U.S. researchers scour Europe for bee sperm

Researchers at Washington State University are gathering bee sperm from across Europe to try to save American honeybees from the varroa mite — a key factor in colony collapse disorder, says Ryan Bell in FERN’s latest story, published with NPR’s The Salt.

“According to the WSU research team, the root cause of the U.S. honeybees’ vulnerability to varroa is a dwindling gene pool that has left them short on genetic traits that help honeybees resist varroa elsewhere in the world,” says Bell.

Honeybees, which aren’t native to North America, were brought by colonists. But since 1922, the U.S. has barred live honeybee imports, forcing the national population to interbreed and making them susceptible to disease and pests.

“Varroa mites are an invasive parasite from Asia that sucks hemolymph (bee blood) from adult and larval honeybees, weakening their immune systems and transmitting deadly pathogens, like bent-wing virus.
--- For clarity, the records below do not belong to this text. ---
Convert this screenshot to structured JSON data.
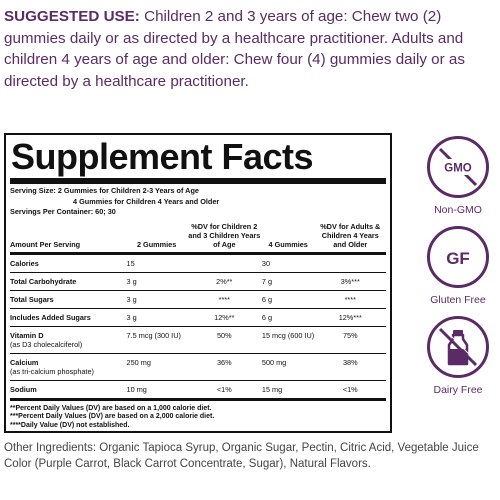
{
  "suggested_use": {
    "lead": "SUGGESTED USE:",
    "text": "Children 2 and 3 years of age: Chew two (2) gummies daily or as directed by a healthcare practitioner. Adults and children 4 years of age and older: Chew four (4) gummies daily or as directed by a healthcare practitioner."
  },
  "facts": {
    "title": "Supplement Facts",
    "serving_size_line1": "Serving Size: 2 Gummies for Children 2-3 Years of Age",
    "serving_size_line2": "4 Gummies for Children 4 Years and Older",
    "servings_per_container": "Servings Per Container: 60; 30",
    "headers": {
      "amount": "Amount Per Serving",
      "col1": "2 Gummies",
      "col2": "%DV for Children 2 and 3 Children Years of Age",
      "col3": "4 Gummies",
      "col4": "%DV for Adults & Children 4 Years and Older"
    },
    "rows": [
      {
        "name": "Calories",
        "sub": "",
        "a": "15",
        "b": "",
        "c": "30",
        "d": ""
      },
      {
        "name": "Total Carbohydrate",
        "sub": "",
        "a": "3 g",
        "b": "2%**",
        "c": "7 g",
        "d": "3%***"
      },
      {
        "name": "Total Sugars",
        "sub": "",
        "a": "3 g",
        "b": "****",
        "c": "6 g",
        "d": "****"
      },
      {
        "name": "Includes Added Sugars",
        "sub": "",
        "a": "3 g",
        "b": "12%**",
        "c": "6 g",
        "d": "12%***"
      },
      {
        "name": "Vitamin D",
        "sub": "(as D3 cholecalciferol)",
        "a": "7.5 mcg (300 IU)",
        "b": "50%",
        "c": "15 mcg (600 IU)",
        "d": "75%"
      },
      {
        "name": "Calcium",
        "sub": "(as tri-calcium phosphate)",
        "a": "250 mg",
        "b": "36%",
        "c": "500 mg",
        "d": "38%"
      },
      {
        "name": "Sodium",
        "sub": "",
        "a": "10 mg",
        "b": "<1%",
        "c": "15 mg",
        "d": "<1%"
      }
    ],
    "notes": [
      "**Percent Daily Values (DV) are based on a 1,000 calorie diet.",
      "***Percent Daily Values (DV) are based on a 2,000 calorie diet.",
      "****Daily Value (DV) not established."
    ]
  },
  "other_ingredients": "Other Ingredients: Organic Tapioca Syrup, Organic Sugar, Pectin, Citric Acid, Vegetable Juice Color (Purple Carrot, Black Carrot Concentrate, Sugar), Natural Flavors.",
  "badges": [
    {
      "icon": "gmo-icon",
      "icon_text": "GMO",
      "label": "Non-GMO"
    },
    {
      "icon": "gf-icon",
      "icon_text": "GF",
      "label": "Gluten Free"
    },
    {
      "icon": "dairy-icon",
      "icon_text": "",
      "label": "Dairy Free"
    }
  ],
  "colors": {
    "accent": "#5b2a67",
    "text": "#111111"
  }
}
If left untreated, a varroa infestation can kill a colony in one year,” says Bell. Last year, colony collapse disorder took out a third of hives around the country.

But by cryogenically freezing sperm from native honeybees from countries like Italy, Slovenia, Germany, and Kazakhstan, and then artificially inseminating queen bees back home, the WSU researchers are already seeing higher genetic diversity in the offspring. They’re hopeful they can isolate traits — like those from Russian bees that naturally bite and crush the mites and abort larval honeybees infested with mites — making it possible for beekeepers to avoid costly pesticides that have also been implicated in the collapse of colonies.